Sheryl Paul, a Jungian trained counselor and author, has informed much of my recent thinking around this topic. She says that for many of us, looking for signs is a coping mechanism. It’s a technique that our psyche tethers itself to, in order to cope with the inherent uncertainty of life. And while it may feel comforting momentarily, it inevitably leads to more of the same desperate seeking. Because ultimately, certainty simply does not exist.

Through this lens, using signs as a way to create a false sense of knowing is actually a bypass. It’s a bypass to avoid the anxiety that is inextricably linked to the reality of uncertainty, ambiguity, and just not knowing. 

And let us not forget — God and the nature of life is also ultimately mysterious. At the end of the day, there is no way to know with 100% confidence what we should do, where we should go, or what destiny is ours to receive. 

In my contemplation of these ideas, I can’t help but to sense a profound connection between the unknown and God himself. How else could true faith be born? How else could we learn to trust fully in the Divine unfolding of our lives? 
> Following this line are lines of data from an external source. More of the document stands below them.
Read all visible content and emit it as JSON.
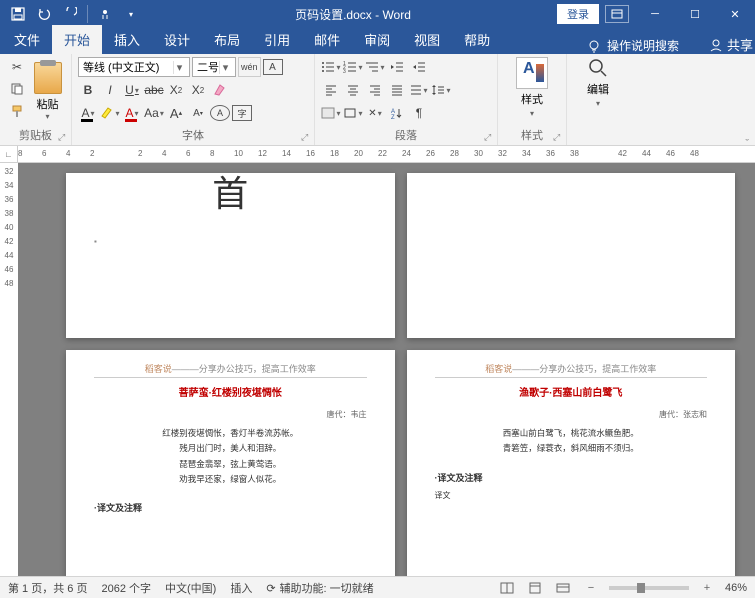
{
  "titlebar": {
    "doc_title": "页码设置.docx - Word",
    "login": "登录"
  },
  "tabs": {
    "file": "文件",
    "home": "开始",
    "insert": "插入",
    "design": "设计",
    "layout": "布局",
    "references": "引用",
    "mail": "邮件",
    "review": "审阅",
    "view": "视图",
    "help": "帮助",
    "tellme": "操作说明搜索",
    "share": "共享"
  },
  "ribbon": {
    "clipboard": {
      "label": "剪贴板",
      "paste": "粘贴"
    },
    "font": {
      "label": "字体",
      "name": "等线 (中文正文)",
      "size": "二号",
      "wen": "wén"
    },
    "paragraph": {
      "label": "段落"
    },
    "styles": {
      "label": "样式",
      "btn": "样式"
    },
    "editing": {
      "label": "",
      "btn": "编辑"
    }
  },
  "ruler_h": [
    "8",
    "6",
    "4",
    "2",
    " ",
    "2",
    "4",
    "6",
    "8",
    "10",
    "12",
    "14",
    "16",
    "18",
    "20",
    "22",
    "24",
    "26",
    "28",
    "30",
    "32",
    "34",
    "36",
    "38",
    " ",
    "42",
    "44",
    "46",
    "48"
  ],
  "ruler_v": [
    "32",
    "34",
    "36",
    "38",
    "40",
    "42",
    "44",
    "46",
    "48"
  ],
  "pages": {
    "p1": {
      "big": "首"
    },
    "header_text_a": "稻客说",
    "header_text_b": "———分享办公技巧，提高工作效率",
    "p3": {
      "title": "菩萨蛮·红楼别夜堪惆怅",
      "byline": "唐代：韦庄",
      "lines": [
        "红楼别夜堪惆怅，香灯半卷流苏帐。",
        "残月出门时，美人和泪辞。",
        "琵琶金翡翠，弦上黄莺语。",
        "劝我早还家，绿窗人似花。"
      ],
      "section": "·译文及注释"
    },
    "p4": {
      "title": "渔歌子·西塞山前白鹭飞",
      "byline": "唐代：张志和",
      "lines": [
        "西塞山前白鹭飞，桃花流水鳜鱼肥。",
        "青箬笠，绿蓑衣，斜风细雨不须归。"
      ],
      "section": "·译文及注释",
      "sub": "译文"
    }
  },
  "status": {
    "page": "第 1 页，共 6 页",
    "words": "2062 个字",
    "lang": "中文(中国)",
    "mode": "插入",
    "a11y": "辅助功能: 一切就绪",
    "zoom": "46%",
    "zoom_val": 46
  }
}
This acceptance and embrace of uncertainty, I believe, is the true meaning of spiritual surrender. It is the act of letting go, and trust falling into something so big and so expansive that certainty can simply not be contained within it.

Holding space for this mystery, for not knowing, is holding space for God to exist in our lives. 

You might say that on the spiritual path, there is a certain amount of wrestling with God that is required. A certain amount of struggle and confusion that is necessary because this is what strengthens one of our most potent and prized spiritual tools — our ability to discern. 

More and more in my own wrestling, my discernment is leading me to let go of my reliance on signs. It’s been a tricky process, as I don’t think I realized how deeply engrained this compulsion ran within me. But I think that very often, these signs are actually my own neuroses disguised, wearing the weighty garb of destiny. They are an attempt to soothe the anxiety that goes hand-in-hand with being vulnerably human in the sea of great mystery.

I read once from Richard Rohr, Franciscan Friar and Priest, that God said that he doesn’t give signs. Father Richard explains that this is revealed to us in Jesus’ teaching around the story of Jonah. The story tells of an ordeal that Jonah faced — being eaten by a whale, descending to the bottom of the ocean, living in the creature’s belly, and eventually freeing himself to be forever transformed by his experience. Jesus says of this story, “The only sign I will ever give is Jonah.”

Father Richard explains that this teaching makes clear that there is no substitute for experiencing our lives. Especially the trials and tribulations, because these churn the fertile soil of our growth towards Him better than anything else. 

Our desperate seeking for signs is often our mistaken attempt to avoid this suffering. To bypass the very ordeals that are necessary and required for our deepest and most profound spiritual development and healing. 

Our greatest spiritual task is to be present for the unfolding. Not in a frantic search for what we “should” do. This is how we miss life entirely.

I suppose this leaves us with one final important question — how then, if not through signs, does God make himself known to us? How do we receive His guidance? His will?

Like most ultimate truths, I think the answer is very simple. 

Through love.

God makes himself known to us through love. He guides us through love. And his will for us is love.

Everything else is one great, big tragic and beautiful mystery.

Now in his 80s, Richard Rohr revels in his deep and intimate relationship with God, exclaiming to the trees and to the sky, “I don’t need to know.”

His trust so full. His faith so complete. He simply doesn’t need to know.